Friday, March 15, 2013

Whatever You Do In Tahrir or Elsewhere, Do Not Mess with the Armed Forces!!

On March 14, Egypt's Minister of Defense, General Abdel-Fattah El-Sisi, issued another warning to the demonstrators and conflicted political forces in his country.  As usual, the warning was indirect, but could not be misunderstood.  "We are going to confront anyone who threatens Egypt's peace or Egypt's army!!"

Expanding on this verbal shot across the bow of the street forces which has disrupted life and normalcy in Egypt, El-Sisi, who was addressing Egyptian border forces, added: "The armed forces have been working at their highest levels of fighting preparedness for the restoration of the country's sovereignty, the guarding of its territorial and sea boundaries, and the rebuffing of everyone who might even think of threatening Egypt's peace or the security of its armed forces."

El-Sisi was not only addressing Egyptians.  He was also baring the teeth of Egypt's army, a huge professional force whose traditions go back to Muhammad Aly, the founder of modern Egypt in 1805, to all other Arab nationalities involved in the smuggling into and out of Egypt of arms, drugs and humans.  Against that geostrategic background, the General promised continued modernization of the border forces, stretched from the borders of the Sudan (south), to Libya's (west), to the Mediterranean (north), to Gaza's and the Red Sea (east).

The armed forces had contributed massively to the destruction of the Mubarak regime through telling the dictator that they belonged to Egypt, not to its President.  Thus they could not open fire on the Tahrir demonstrators who were shielded by their national army from destruction.  Egypt was neither Libya under Qaddafi, nor Syria under Assad.

By the same token, the armed forces, in their oath of service, do not pledge loyalty except to "Egypt and the Armed Forces."  This is not the oath of a sectarian army, or of a militia, or of an Islamist force or of a secular force.  It is a pledge to serve Egypt as a whole.  That is especially so under the new Constitution of November 2012 which provided for a special status for the armed forces, under a system of civilian oversight.

The gist of all those declarations was "DO NOT MESS WITH THE ARMED FORCES!!!"  The results were nearly immediate:

  • The mutiny within the ranks of police officers evaporated.
  • All police precincts and related offices were back to work.
  • The Minister of Interior pledged better armament and other equipment to the police forces.
  • The chaos in Port Said which needed intervention by the armed forces came to an abrupt end.
  • The calls on El-Sisi to assume power disappeared.  That call by the secularists for an army coup was disregarded.
The public seems to have awakened to a central fact of Egypt's difficult transition to democracy:  The armed forces were not going either to replace the police or to stage a coup.  The armed forces were not going to be manipulated by the new political forces continually contending for power in the new Egypt.  

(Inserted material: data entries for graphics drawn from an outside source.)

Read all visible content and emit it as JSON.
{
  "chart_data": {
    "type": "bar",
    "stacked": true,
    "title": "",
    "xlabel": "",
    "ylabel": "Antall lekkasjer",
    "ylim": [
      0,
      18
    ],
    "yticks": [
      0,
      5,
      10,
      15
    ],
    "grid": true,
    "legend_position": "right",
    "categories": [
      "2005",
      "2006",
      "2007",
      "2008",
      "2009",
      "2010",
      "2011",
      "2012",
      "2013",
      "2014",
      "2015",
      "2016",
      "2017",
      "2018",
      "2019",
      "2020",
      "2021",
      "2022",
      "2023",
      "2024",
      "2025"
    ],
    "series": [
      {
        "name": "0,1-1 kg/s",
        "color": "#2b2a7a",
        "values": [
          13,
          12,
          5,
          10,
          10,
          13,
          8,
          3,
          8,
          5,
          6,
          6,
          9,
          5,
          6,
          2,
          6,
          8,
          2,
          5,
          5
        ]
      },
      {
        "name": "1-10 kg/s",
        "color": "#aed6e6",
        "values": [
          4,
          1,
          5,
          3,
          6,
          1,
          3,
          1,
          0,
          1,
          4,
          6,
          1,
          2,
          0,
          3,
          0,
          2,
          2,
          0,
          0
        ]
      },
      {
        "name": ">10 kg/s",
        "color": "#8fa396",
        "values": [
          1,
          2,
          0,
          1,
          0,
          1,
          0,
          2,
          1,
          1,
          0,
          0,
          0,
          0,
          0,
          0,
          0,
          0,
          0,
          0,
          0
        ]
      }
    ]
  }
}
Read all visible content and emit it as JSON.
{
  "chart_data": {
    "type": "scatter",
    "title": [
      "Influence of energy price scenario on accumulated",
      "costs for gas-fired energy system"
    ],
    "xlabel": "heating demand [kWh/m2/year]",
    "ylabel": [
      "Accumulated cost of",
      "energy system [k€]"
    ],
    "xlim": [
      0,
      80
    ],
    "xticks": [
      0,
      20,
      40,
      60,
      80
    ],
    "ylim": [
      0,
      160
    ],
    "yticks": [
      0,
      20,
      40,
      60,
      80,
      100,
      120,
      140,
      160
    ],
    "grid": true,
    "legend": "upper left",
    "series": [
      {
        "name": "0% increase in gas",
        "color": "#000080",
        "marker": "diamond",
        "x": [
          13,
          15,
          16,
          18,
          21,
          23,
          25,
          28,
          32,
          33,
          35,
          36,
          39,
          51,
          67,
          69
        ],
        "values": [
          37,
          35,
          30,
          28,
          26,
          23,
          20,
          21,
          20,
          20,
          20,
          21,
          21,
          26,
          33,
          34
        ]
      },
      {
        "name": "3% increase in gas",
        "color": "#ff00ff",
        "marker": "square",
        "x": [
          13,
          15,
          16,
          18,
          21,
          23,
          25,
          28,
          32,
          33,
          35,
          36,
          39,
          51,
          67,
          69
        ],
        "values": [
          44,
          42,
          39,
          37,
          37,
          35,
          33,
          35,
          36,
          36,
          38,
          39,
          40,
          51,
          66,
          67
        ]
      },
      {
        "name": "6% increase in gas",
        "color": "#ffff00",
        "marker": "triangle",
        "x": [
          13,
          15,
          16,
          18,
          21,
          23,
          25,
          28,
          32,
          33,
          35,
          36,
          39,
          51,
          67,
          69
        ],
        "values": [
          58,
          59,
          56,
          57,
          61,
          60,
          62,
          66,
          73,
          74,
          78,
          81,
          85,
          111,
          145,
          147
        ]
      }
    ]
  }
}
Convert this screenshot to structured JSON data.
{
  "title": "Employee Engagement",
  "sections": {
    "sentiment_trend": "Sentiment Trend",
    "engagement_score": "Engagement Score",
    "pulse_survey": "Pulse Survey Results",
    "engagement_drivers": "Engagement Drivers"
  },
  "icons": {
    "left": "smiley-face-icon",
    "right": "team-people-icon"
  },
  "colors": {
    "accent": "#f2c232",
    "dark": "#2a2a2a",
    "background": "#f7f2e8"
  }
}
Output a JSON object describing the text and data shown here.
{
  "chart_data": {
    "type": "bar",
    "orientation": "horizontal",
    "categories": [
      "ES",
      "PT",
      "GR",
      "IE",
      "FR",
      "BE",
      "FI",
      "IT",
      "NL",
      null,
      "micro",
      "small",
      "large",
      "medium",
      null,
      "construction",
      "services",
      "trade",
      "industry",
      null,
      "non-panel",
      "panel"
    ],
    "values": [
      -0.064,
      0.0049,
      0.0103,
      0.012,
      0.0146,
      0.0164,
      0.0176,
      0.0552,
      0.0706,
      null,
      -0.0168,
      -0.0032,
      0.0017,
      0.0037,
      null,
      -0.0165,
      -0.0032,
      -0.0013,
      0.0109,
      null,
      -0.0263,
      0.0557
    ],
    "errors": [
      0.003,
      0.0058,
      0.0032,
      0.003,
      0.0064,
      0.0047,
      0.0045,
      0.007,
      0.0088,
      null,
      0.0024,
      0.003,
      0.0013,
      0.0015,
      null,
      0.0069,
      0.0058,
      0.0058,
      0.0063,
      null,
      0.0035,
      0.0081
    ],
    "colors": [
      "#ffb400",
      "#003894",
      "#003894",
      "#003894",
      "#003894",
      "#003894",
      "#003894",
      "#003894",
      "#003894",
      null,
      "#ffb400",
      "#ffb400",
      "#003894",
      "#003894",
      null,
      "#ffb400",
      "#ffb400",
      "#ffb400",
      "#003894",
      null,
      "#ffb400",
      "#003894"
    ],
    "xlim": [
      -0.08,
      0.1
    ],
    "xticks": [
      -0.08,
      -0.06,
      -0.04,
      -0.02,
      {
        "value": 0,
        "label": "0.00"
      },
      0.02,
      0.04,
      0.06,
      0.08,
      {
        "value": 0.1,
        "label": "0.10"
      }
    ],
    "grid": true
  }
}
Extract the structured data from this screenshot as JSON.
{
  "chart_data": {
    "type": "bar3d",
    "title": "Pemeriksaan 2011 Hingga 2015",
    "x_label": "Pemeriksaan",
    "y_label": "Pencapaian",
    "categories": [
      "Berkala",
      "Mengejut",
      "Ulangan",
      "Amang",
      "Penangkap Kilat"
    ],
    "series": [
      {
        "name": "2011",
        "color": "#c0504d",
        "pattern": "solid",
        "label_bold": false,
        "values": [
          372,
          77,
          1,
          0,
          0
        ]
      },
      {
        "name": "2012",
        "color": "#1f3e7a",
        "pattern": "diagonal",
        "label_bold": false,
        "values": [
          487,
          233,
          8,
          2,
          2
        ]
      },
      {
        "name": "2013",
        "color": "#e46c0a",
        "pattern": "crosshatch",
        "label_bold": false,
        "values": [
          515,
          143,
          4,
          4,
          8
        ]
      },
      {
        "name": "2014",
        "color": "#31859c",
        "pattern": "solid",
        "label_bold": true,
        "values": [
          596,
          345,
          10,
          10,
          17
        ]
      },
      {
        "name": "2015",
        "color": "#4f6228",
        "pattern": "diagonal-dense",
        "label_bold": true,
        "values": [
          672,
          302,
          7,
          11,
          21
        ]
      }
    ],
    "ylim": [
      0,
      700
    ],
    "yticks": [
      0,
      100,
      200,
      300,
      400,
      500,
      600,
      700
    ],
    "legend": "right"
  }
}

Commenting on the return to near normalcy to the Egyptian Street, Muhammad Hassanain Heykal, the writer/statesman of the Nasser era, and the oracle of Egypt at that time said:
"The religious and the secular forces in Egypt, being on a collision course, have realized that the armed forces have refused to be dragged in the quagmire of the politics of the public square.  But if public safety and the functioning of the State are in peril, then the armed forces will come to the rescue."